While reading “Toward Modeling the Social Edition: An Approach to Understanding the Electronic Scholarly Edition in the Context of New and Emerging Social Media” I was primarily interested in how social editions facilitate a new kind of reading and change the way that we engage with a text. As Siemens et. al. explain, there are multiple factors that contribute to the “social” nature of this kind of edition such as “collaborative annotation,” “user derived content,” “folksonomy tagging,” “community bibliography,” and “shared text analysis” (451). These tools, which allow for authors and readers to interact with one another, transform a solitary writing, editing, or reading experience into a collective effort.
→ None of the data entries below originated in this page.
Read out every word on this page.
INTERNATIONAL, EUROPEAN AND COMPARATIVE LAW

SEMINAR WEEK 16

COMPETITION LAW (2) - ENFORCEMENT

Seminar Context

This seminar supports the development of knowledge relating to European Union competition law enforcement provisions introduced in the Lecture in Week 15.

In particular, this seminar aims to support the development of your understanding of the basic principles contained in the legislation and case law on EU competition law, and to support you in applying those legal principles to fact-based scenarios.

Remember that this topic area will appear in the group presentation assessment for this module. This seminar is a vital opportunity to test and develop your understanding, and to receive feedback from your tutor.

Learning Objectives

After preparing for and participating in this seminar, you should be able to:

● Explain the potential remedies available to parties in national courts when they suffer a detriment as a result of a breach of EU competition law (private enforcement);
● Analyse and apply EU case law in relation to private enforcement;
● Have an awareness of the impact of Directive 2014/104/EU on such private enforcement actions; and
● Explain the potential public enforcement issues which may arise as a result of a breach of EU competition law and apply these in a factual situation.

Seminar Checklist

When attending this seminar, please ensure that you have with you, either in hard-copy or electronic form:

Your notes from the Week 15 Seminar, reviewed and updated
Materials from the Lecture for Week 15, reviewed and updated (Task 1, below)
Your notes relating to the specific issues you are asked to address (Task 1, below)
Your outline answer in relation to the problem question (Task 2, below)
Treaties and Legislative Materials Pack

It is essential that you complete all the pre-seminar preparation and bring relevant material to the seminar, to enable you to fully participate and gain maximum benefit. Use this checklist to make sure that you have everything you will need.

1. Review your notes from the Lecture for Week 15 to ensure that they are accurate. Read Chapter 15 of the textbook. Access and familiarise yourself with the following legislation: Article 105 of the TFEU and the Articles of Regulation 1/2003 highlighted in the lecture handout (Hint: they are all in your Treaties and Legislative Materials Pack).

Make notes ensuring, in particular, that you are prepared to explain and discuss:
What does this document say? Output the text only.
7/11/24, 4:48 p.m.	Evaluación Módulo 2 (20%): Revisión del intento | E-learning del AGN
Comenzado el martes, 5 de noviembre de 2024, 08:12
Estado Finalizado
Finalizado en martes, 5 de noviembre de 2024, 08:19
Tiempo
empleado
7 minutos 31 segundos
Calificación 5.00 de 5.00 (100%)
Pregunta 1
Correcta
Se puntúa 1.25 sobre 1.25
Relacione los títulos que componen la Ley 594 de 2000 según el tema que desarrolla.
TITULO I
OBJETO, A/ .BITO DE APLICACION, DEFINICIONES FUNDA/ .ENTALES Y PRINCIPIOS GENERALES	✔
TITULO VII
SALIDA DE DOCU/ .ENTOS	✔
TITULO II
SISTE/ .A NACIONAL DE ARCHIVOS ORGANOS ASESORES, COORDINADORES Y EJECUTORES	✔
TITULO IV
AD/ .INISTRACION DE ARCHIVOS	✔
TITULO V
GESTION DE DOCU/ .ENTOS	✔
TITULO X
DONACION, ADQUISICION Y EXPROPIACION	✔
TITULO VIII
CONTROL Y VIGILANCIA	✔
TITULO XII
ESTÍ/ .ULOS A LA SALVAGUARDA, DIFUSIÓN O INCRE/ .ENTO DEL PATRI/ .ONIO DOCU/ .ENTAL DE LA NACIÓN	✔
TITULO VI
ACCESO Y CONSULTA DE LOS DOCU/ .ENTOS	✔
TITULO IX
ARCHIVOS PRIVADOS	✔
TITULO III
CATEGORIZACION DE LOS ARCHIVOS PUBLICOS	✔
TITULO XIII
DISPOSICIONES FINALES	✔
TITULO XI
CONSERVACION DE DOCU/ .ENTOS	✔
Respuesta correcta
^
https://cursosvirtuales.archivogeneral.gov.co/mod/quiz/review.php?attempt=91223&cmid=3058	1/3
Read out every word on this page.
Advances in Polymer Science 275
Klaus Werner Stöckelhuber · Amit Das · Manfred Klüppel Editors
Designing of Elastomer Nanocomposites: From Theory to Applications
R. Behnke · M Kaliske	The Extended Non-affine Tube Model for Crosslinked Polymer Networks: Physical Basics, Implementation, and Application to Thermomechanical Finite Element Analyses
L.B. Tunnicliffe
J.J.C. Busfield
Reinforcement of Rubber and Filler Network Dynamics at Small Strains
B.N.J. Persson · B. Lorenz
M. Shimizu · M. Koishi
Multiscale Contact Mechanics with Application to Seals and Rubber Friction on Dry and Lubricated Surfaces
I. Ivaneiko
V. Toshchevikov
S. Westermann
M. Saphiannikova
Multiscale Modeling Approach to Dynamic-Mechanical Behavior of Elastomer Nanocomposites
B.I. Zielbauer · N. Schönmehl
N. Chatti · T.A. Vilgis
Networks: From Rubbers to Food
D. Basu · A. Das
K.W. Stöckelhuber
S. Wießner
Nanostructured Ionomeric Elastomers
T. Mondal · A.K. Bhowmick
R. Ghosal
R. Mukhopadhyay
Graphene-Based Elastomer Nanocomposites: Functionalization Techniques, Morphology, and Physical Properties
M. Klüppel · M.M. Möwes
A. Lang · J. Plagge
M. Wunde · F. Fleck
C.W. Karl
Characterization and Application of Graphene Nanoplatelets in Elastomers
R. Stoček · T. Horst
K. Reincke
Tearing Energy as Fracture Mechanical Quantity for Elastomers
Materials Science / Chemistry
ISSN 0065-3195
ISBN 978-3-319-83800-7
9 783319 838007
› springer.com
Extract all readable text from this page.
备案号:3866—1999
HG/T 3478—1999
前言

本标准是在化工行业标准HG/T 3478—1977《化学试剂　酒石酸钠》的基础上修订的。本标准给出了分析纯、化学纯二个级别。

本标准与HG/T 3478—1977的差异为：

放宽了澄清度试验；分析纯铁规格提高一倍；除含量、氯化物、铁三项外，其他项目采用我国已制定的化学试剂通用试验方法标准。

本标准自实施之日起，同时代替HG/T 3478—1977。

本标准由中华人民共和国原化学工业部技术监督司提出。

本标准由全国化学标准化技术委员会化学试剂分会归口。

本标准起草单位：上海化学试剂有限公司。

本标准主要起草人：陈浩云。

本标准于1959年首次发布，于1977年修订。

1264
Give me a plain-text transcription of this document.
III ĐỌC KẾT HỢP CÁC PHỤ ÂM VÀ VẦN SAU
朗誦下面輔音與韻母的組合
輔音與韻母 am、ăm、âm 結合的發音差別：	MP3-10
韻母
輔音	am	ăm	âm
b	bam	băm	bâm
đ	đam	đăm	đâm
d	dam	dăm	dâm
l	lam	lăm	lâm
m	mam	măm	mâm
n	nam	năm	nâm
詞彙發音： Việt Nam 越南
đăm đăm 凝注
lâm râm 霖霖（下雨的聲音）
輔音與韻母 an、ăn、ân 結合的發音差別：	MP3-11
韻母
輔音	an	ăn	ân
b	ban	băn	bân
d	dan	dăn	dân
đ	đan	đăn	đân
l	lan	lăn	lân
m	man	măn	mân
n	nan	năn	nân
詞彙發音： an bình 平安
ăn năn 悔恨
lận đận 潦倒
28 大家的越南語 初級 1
According to Siemens et. al., a social edition not only enables discussion between academics but between users with varying levels of knowledge: “there is a growing movement in humanities knowledge building communities to expand the scope of community membership beyond academics, and into the interested and engaged general public, to those practicing what has come to be termed citizen scholarship” (450). As the article outlines, “citizen scholarship” depends on a balance between the input of the public as well as well as “the tools already in place” (450). In a sense, a social edition democratizes the reading and writing processes; however, the tools used in a social edition can confine the user in his or her research. On one hand these tools are beneficial in terms of efficiency and precision. They guide the academic or non-academic user. Nevertheless, for the same reasons, they can also be limiting. This is especially true in terms of “citizen scholarship.” Without a thorough understanding of the ways in which academics choose which tools to use in their projects, non-academic users are unaware of the structure behind their experience of the text.
This problem, among others, speaks to the challenges of using or creating a social edition.